Heavy Water/I’d Rather Be Sleeping – Grouper
Stay on a beach all day, not most of the day, but from 10am onwards. As the sun goes down, it’ll cool off (doye) and you’ll have to light a fire and put on a sweatshirt. Then start drinking booze. Be sure to keep your legs uncovered so the sunburn, the heat of the fire and the cool of the sand intermingle with the inner warmth created by the booze – you can picture that feeling, right? It’s amazing. Then, just when you’re almost too drunk for it to be safe, go for a swim in the sea. Swim breaststroke real slow out as far as you can (until the edge of the bay is usually safest), then look back on the shore. All the lights from the land will look tiny and flickering, and you’ll be reminded of how tiny and insignificant your stupid little life is compared to the mighty power of the ocean and stuff. It sounds like hippy bullshit but it’ll blow your mind and make all your worries seem really small for a few days afterward.
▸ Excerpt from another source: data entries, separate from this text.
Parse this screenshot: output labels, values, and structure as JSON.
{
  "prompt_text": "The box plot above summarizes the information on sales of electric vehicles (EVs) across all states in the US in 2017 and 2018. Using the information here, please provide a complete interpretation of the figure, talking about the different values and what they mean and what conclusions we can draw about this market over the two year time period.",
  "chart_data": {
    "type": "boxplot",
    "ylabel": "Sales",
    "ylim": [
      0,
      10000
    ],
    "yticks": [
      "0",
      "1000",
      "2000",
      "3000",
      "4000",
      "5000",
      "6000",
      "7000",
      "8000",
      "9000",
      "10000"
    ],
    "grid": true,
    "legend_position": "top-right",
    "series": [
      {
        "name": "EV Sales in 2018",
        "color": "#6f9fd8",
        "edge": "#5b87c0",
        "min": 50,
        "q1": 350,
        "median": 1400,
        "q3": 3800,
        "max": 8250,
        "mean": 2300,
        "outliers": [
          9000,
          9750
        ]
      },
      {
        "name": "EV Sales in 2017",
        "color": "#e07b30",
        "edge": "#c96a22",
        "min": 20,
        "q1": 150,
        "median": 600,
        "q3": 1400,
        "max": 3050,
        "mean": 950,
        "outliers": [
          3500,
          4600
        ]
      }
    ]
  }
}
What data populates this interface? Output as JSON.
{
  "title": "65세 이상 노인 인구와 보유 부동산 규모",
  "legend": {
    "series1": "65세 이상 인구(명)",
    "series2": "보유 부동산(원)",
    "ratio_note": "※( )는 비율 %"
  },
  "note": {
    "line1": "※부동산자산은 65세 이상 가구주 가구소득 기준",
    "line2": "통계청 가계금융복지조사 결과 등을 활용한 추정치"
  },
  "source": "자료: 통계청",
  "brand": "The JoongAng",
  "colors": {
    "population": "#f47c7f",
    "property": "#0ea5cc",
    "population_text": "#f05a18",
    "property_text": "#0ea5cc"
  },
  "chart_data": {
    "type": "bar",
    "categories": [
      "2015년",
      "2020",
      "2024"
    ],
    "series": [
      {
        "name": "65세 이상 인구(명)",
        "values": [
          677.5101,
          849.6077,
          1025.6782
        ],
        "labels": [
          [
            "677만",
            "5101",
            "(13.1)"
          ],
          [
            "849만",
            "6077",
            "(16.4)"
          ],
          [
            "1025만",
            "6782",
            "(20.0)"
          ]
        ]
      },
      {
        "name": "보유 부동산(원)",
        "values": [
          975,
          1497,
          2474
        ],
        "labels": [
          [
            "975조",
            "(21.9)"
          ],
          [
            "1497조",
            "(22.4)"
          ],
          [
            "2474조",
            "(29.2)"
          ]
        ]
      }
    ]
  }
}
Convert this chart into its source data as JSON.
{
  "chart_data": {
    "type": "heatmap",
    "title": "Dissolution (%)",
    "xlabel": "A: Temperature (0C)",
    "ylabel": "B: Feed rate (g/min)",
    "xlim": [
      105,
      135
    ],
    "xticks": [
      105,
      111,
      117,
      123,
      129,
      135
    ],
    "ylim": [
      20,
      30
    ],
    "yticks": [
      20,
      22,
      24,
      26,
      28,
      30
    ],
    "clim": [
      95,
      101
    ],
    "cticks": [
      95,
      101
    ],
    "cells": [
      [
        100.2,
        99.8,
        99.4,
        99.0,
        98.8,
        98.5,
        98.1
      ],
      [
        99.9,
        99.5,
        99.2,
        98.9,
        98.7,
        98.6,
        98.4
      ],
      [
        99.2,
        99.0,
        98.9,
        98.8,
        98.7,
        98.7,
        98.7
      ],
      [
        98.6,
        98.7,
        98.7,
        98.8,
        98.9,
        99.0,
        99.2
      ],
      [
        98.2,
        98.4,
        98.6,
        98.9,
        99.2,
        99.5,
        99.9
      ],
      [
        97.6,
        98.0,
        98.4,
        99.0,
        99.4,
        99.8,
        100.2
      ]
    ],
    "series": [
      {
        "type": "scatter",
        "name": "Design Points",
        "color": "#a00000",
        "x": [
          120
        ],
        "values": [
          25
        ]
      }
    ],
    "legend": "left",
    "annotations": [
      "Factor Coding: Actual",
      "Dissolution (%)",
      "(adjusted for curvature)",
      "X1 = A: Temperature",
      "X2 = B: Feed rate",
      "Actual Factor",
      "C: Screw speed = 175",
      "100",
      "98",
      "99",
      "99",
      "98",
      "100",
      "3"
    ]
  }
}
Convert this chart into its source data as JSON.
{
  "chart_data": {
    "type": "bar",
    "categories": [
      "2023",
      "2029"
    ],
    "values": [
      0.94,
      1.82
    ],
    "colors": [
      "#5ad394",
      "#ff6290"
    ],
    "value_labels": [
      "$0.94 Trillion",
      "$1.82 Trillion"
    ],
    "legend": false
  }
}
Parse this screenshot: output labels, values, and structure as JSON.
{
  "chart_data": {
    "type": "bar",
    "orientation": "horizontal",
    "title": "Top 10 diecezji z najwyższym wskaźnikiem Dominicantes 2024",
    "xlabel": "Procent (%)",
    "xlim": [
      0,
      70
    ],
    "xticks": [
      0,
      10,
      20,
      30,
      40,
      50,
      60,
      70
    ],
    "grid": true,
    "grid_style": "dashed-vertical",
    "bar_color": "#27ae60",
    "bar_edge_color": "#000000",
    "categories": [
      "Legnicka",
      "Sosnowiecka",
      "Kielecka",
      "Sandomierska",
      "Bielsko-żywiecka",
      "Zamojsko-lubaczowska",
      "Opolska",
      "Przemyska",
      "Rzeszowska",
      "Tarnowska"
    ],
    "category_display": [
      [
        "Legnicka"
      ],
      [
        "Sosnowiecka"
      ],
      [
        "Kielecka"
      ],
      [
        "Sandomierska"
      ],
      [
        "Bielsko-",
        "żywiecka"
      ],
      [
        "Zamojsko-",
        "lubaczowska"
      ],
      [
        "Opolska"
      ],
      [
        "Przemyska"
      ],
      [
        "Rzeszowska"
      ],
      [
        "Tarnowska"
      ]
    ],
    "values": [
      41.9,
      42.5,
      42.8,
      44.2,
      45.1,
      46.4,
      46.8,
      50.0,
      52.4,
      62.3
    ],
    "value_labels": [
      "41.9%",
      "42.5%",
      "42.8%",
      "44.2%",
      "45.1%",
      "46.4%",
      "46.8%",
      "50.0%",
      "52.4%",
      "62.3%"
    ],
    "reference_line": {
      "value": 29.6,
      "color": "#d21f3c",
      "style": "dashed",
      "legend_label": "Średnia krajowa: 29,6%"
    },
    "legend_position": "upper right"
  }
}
02 Heavy Water_I’d Rather Be Sleeping
Confidential Player - Big Moe
Do that thing that Tuvshin showed us how to do the other day, but in the sunshine. You’d think it wouldn’t work but there’s a reason it’s the flustered housewives’ choice all over the UK right now. We drank of it mixed with Sprite the other day in the office (it was disgusting, not sickly sweet like real drank is supposed to be, but we don’t get the right sort of cough mixture here in the UK) and it slowed everything down (including our hearts), it was like being stoned without having to think too deeply on things. We were indoors on a miserable day, but in the sunshine I bet it really makes perfect sense.
02 Confidential Playa ft. Z-Ro, Tyte Eyez, & Ronnie Spencer
Spoiled Brats - Nunfuckers
Hang out with some kids. Yep. You heard. Hang out with some under 10s, they’re a blast in the sunshine - they’ve got water guns that shit all over the water guns you had when you were a kid. Have you seen the Supersoakers available on the market these days? They are fucking ridiculous. To put it in real firearm terms, we had muskets and they’ve got something like this. There’s even one that you fill with ice so that the water is extra cold when it hits you.
And then there’s this one:
Cum fights!!!
Vinum Sabbathi – Electric Wizard
Have a barbeque with some people who like metal! Not people who like metal and do illustration for fashion magazines, people who like metal and work in warehouses in your home town. You know- the friends you ditched when you left for art school. Because even though they still cut their baggy jeans off well below the knee and wear big skateboard shoes like it’s 1999, they like meat and beer way more than their fashionable contemporaries and they think ambient black metal is shit. Getting toasted with these guys is like getting toasted with a group of people who throw plastic garden chairs around Barrett Homes gardens when they’re drunk, make those spliffs with two heads and puke down themselves loads.